Ficelle

 


Ficelle

Le gouvernement avait décidé qu'on ne pouvait pas se déplacer au-delà de dix kilomètres en raison de la pandémie. Nous avions donc tous une ficelle de dix kilomètres de long qui était fixée à notre cheville droite. Quand on sentait une pression sur notre pied droit, on savait qu'on était au bout de notre déplacement et on faisait demi-tour. Mais parfois les ficelles s'emmêlaient quand deux personnes se croisaient et il fallait se dépêcher de défaire les nœuds avant le couvre-feu. Heureusement, les ficelles étaient de différentes couleurs et les risques de confusion bien moindres. Il arrivait aussi qu'un rongeur mange la ficelle sans qu'on ne s'en rende compte et on pouvait alors se retrouver en Egypte ou au Groenland tout en étant convaincu de bonne foi qu'on était resté dans les limites des dix kilomètres.

Mais en général, même si la ficelle était un peu grosse, tout se passait bien et la population avait accepté avec une certaine lassitude il faut bien le dire ce nouveau règlement. Ainsi, les gens partaient avec leur rouleau de ficelle qui représentait un certain poids au départ et qui s'allégeait au fur et à mesure du trajet. Le seul ennui venait de la pluie qui rendait la ficelle plus lourde, mais surtout on rentrait le soir avec une corde tellement boueuse qu'il fallait absolument la nettoyer pour ne pas salir toute la maison. Seulement on sait bien que le textile rétrécit au lavage et il fallait le lendemain se contenter d'un petit huit kilomètres.

Evidemment, il y avait des contrôleurs de ficelles, parce qu'on s'était vite aperçu que certains avaient trouvé au contraire le moyen de rallonger de plusieurs mètres leurs fils. Un des contrôleurs se mettait à un bout et l'autre à l'autre bout, et un troisième calculait la distance en faisant des grands pas d'un mètre. Si l'on trouvait un fraudeur, on lui mettait à la cheville gauche un bracelet électronique et on pouvait suivre ses déplacements directement du commissariat.
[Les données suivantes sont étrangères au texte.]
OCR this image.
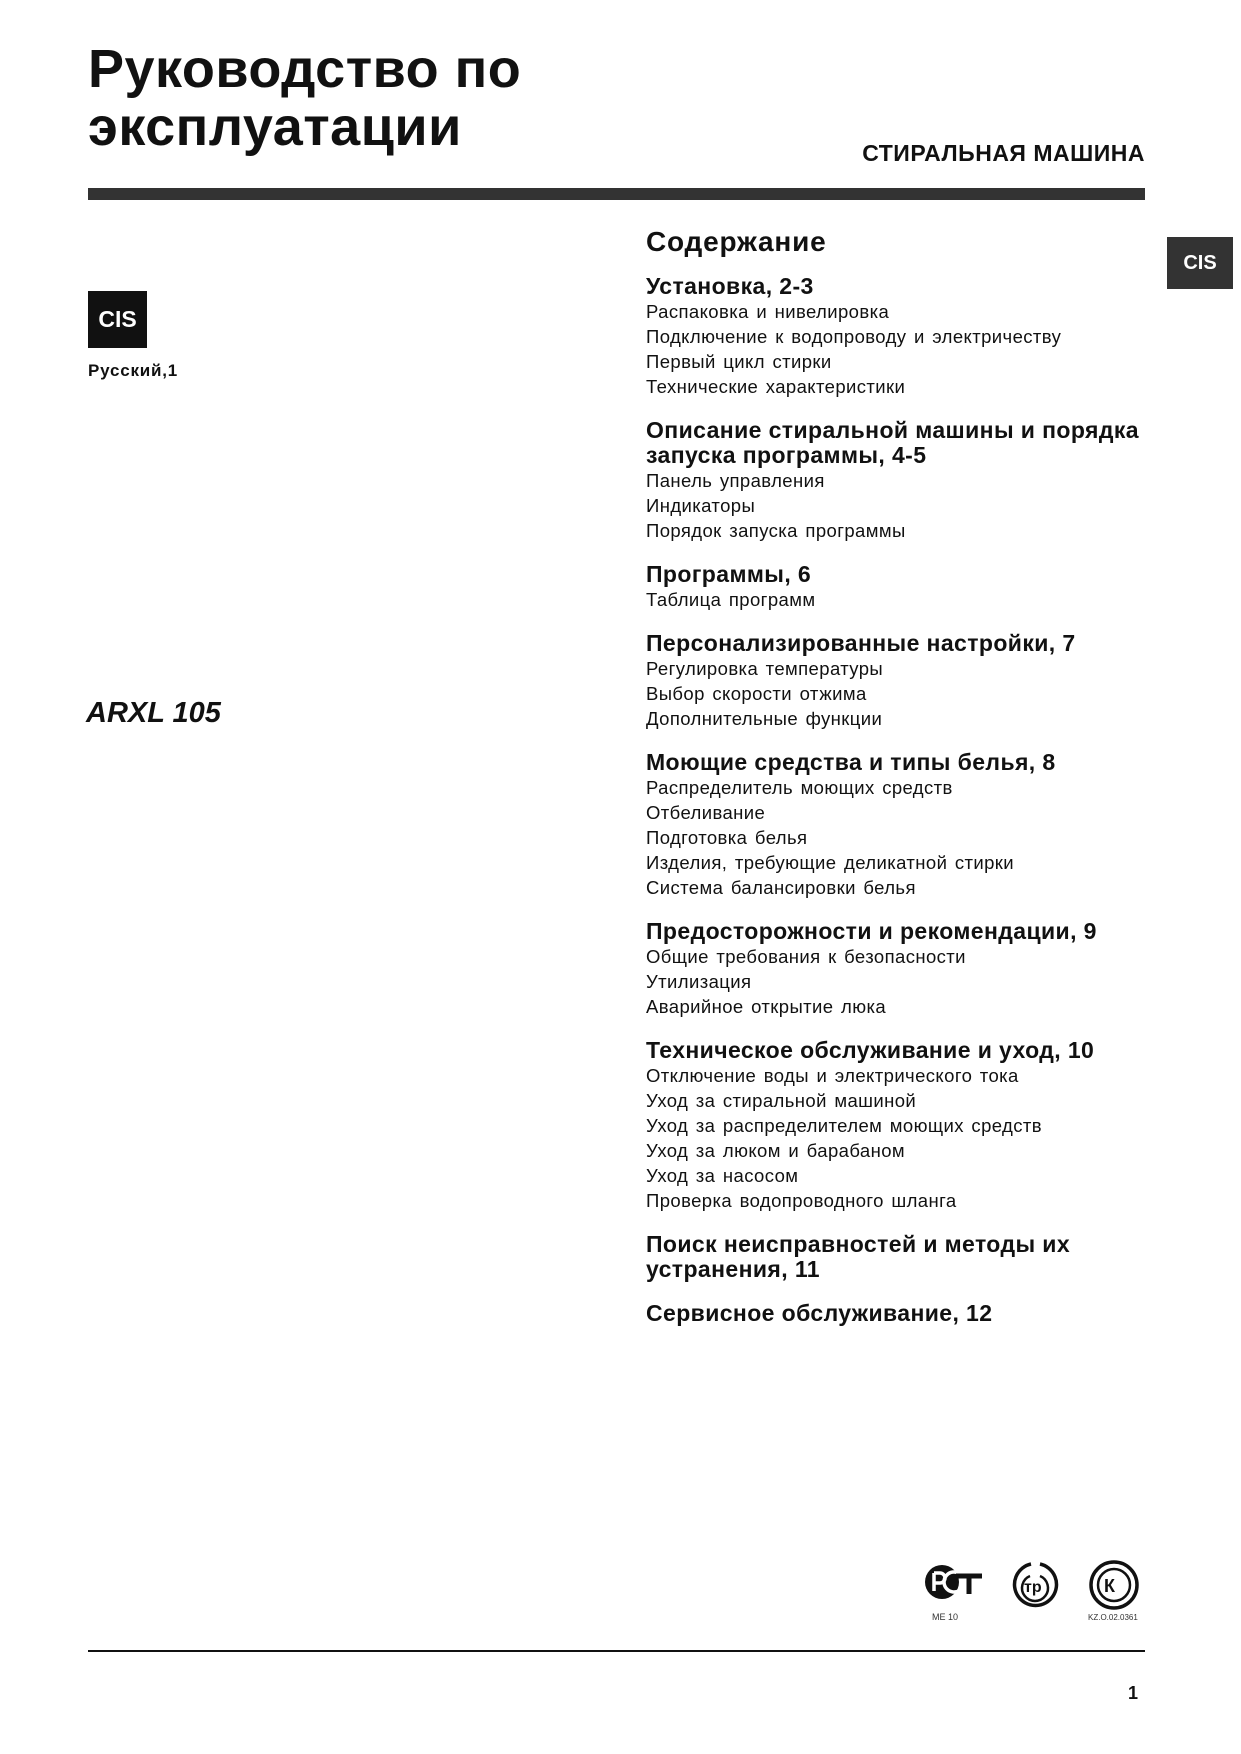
Руководство по
эксплуатации	СТИРАЛЬНАЯ МАШИНА
CIS
CIS
Русский,1
ARXL 105
Содержание
Установка, 2-3
Распаковка и нивелировка
Подключение к водопроводу и электричеству
Первый цикл стирки
Технические характеристики
Описание стиральной машины и порядка запуска программы, 4-5
Панель управления
Индикаторы
Порядок запуска программы
Программы, 6
Таблица программ
Персонализированные настройки, 7
Регулировка температуры
Выбор скорости отжима
Дополнительные функции
Моющие средства и типы белья, 8
Распределитель моющих средств
Отбеливание
Подготовка белья
Изделия, требующие деликатной стирки
Система балансировки белья
Предосторожности и рекомендации, 9
Общие требования к безопасности
Утилизация
Аварийное открытие люка
Техническое обслуживание и уход, 10
Отключение воды и электрического тока
Уход за стиральной машиной
Уход за распределителем моющих средств
Уход за люком и барабаном
Уход за насосом
Проверка водопроводного шланга
Поиск неисправностей и методы их устранения, 11
Сервисное обслуживание, 12
ME 10
тр	К
KZ.O.02.0361
1
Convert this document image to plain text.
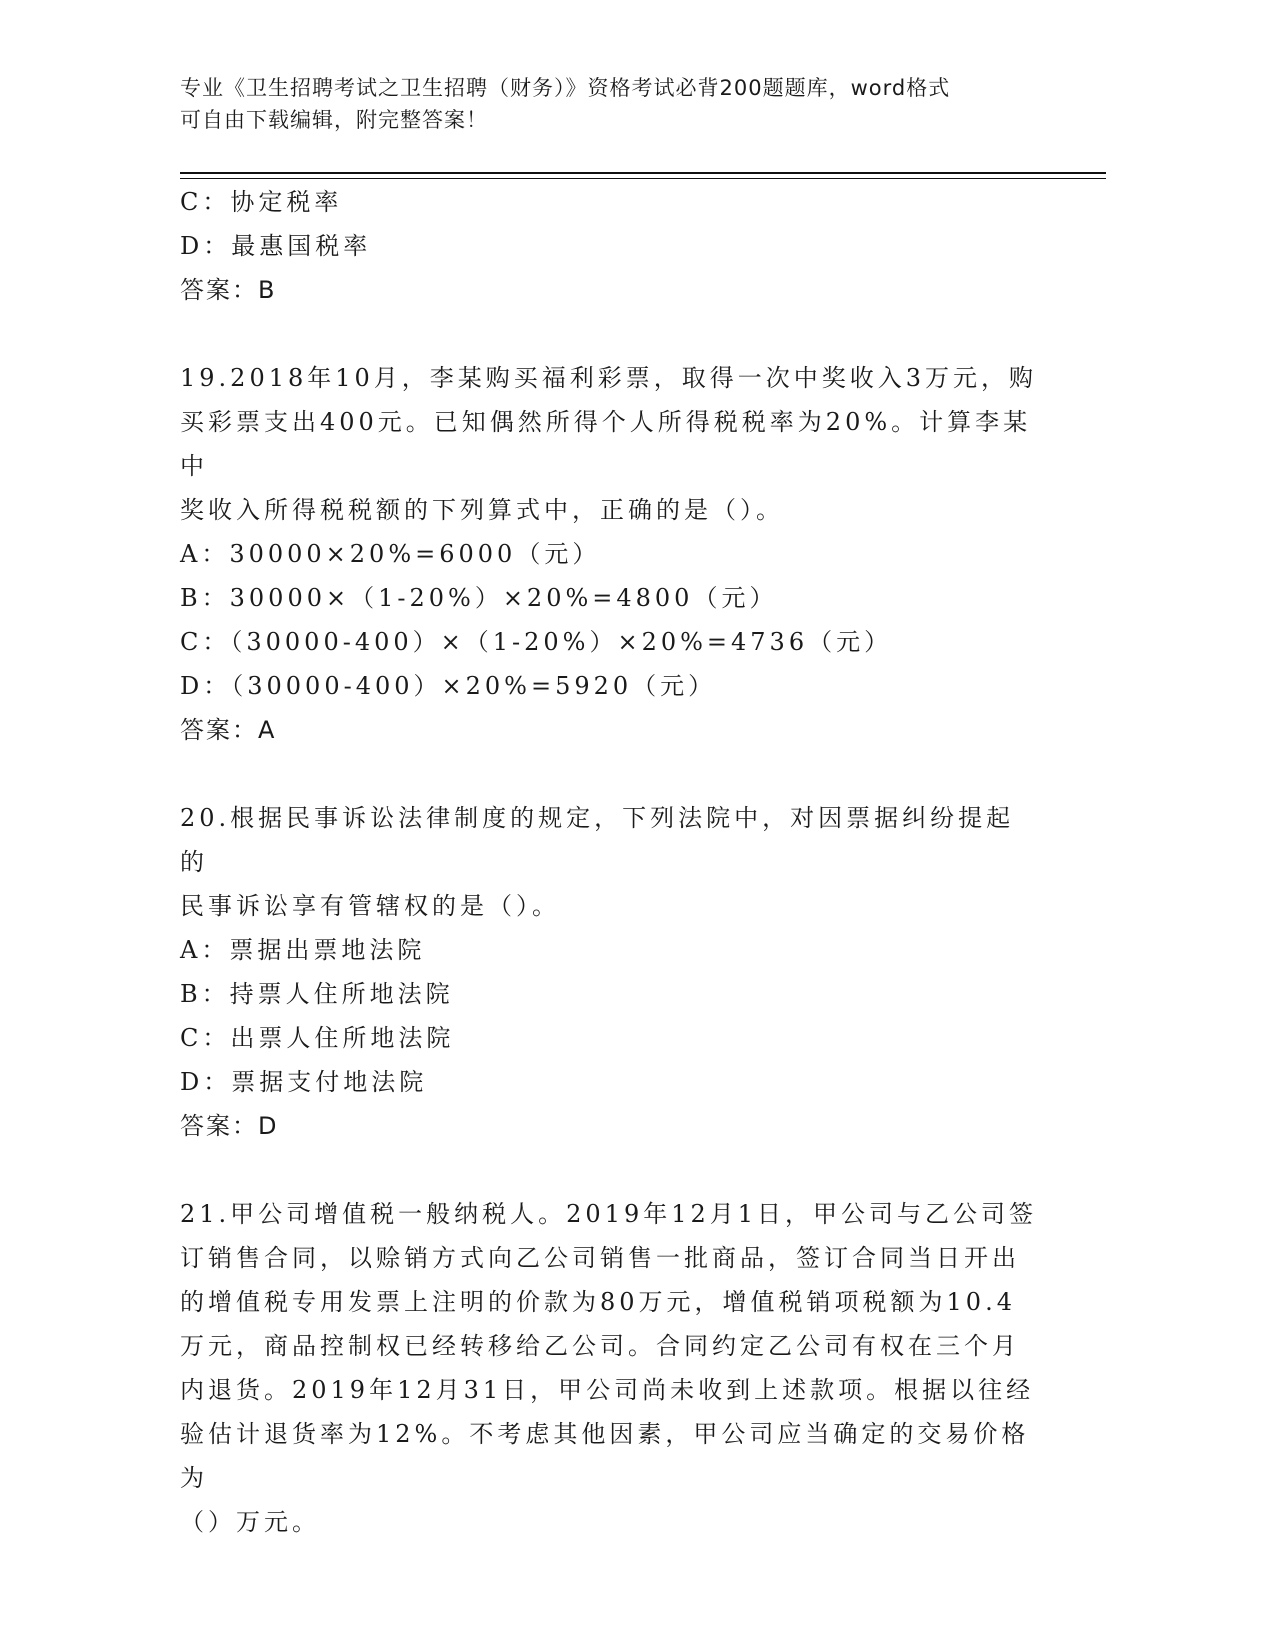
专业《卫生招聘考试之卫生招聘（财务）》资格考试必背200题题库，word格式
可自由下载编辑，附完整答案！
C：协定税率
D：最惠国税率
答案：B
19.2018年10月，李某购买福利彩票，取得一次中奖收入3万元，购
买彩票支出400元。已知偶然所得个人所得税税率为20%。计算李某中
奖收入所得税税额的下列算式中，正确的是（）。
A：30000×20%=6000（元）
B：30000×（1-20%）×20%=4800（元）
C：（30000-400）×（1-20%）×20%=4736（元）
D：（30000-400）×20%=5920（元）
答案：A
20.根据民事诉讼法律制度的规定，下列法院中，对因票据纠纷提起的
民事诉讼享有管辖权的是（）。
A：票据出票地法院
B：持票人住所地法院
C：出票人住所地法院
D：票据支付地法院
答案：D
21.甲公司增值税一般纳税人。2019年12月1日，甲公司与乙公司签
订销售合同，以赊销方式向乙公司销售一批商品，签订合同当日开出
的增值税专用发票上注明的价款为80万元，增值税销项税额为10.4
万元，商品控制权已经转移给乙公司。合同约定乙公司有权在三个月
内退货。2019年12月31日，甲公司尚未收到上述款项。根据以往经
验估计退货率为12%。不考虑其他因素，甲公司应当确定的交易价格为
（）万元。
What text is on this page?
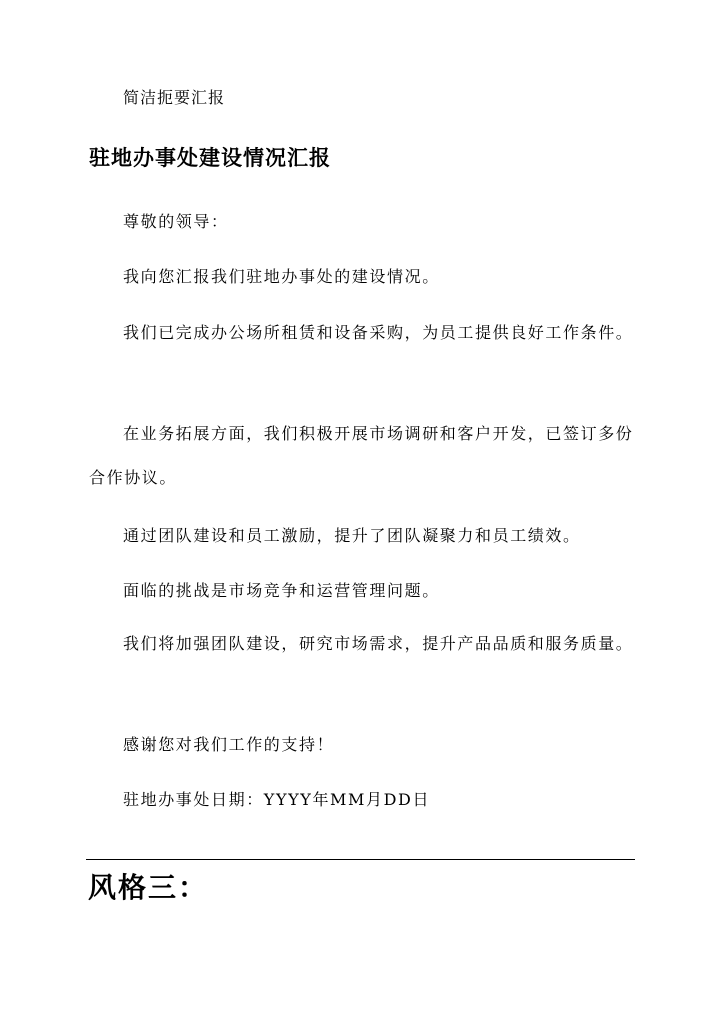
简洁扼要汇报

驻地办事处建设情况汇报

尊敬的领导：

我向您汇报我们驻地办事处的建设情况。

我们已完成办公场所租赁和设备采购，为员工提供良好工作条件。

在业务拓展方面，我们积极开展市场调研和客户开发，已签订多份合作协议。

通过团队建设和员工激励，提升了团队凝聚力和员工绩效。

面临的挑战是市场竞争和运营管理问题。

我们将加强团队建设，研究市场需求，提升产品品质和服务质量。

感谢您对我们工作的支持！

驻地办事处日期：YYYY年MM月DD日

风格三：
Un ministre avait dû expliquer comment il avait été à l'origine de ce règlement et en même actionnaire de l'usine de ficelles : « De même que la séparation des pouvoirs législatif, exécutif, judiciaire est un principe fondamental des démocraties représentatives, la séparation de mes actions politiques et commerciales est un principe fondamental de mon foyer fiscal. »

A la radio, Charles Trenet chantait :

 « ...ficelle tu m'as sauvé de la vie

Ficelle sois donc bénie

Car grâce à toi j'ai rendu l'esprit

Je m'suis pendu cette nuit... »

et on entendait le théâtre décomposé de Matei Visniec :

« - Vous verrez, après quelques jours vous allez quand même dire ficelle.
- Il y a des gens qui ont dit ficelle après une semaine.
- Il y a des gens qui ont dit ficelle après un an.
- Ou après dix ans.
- Ou après vingt ans.
- Il est impossible qu'on ne dise pas ficelle.
- Je vous jure que vous allez dire ficelle un beau jour.
- Ficelle... ficelle... ficelle... »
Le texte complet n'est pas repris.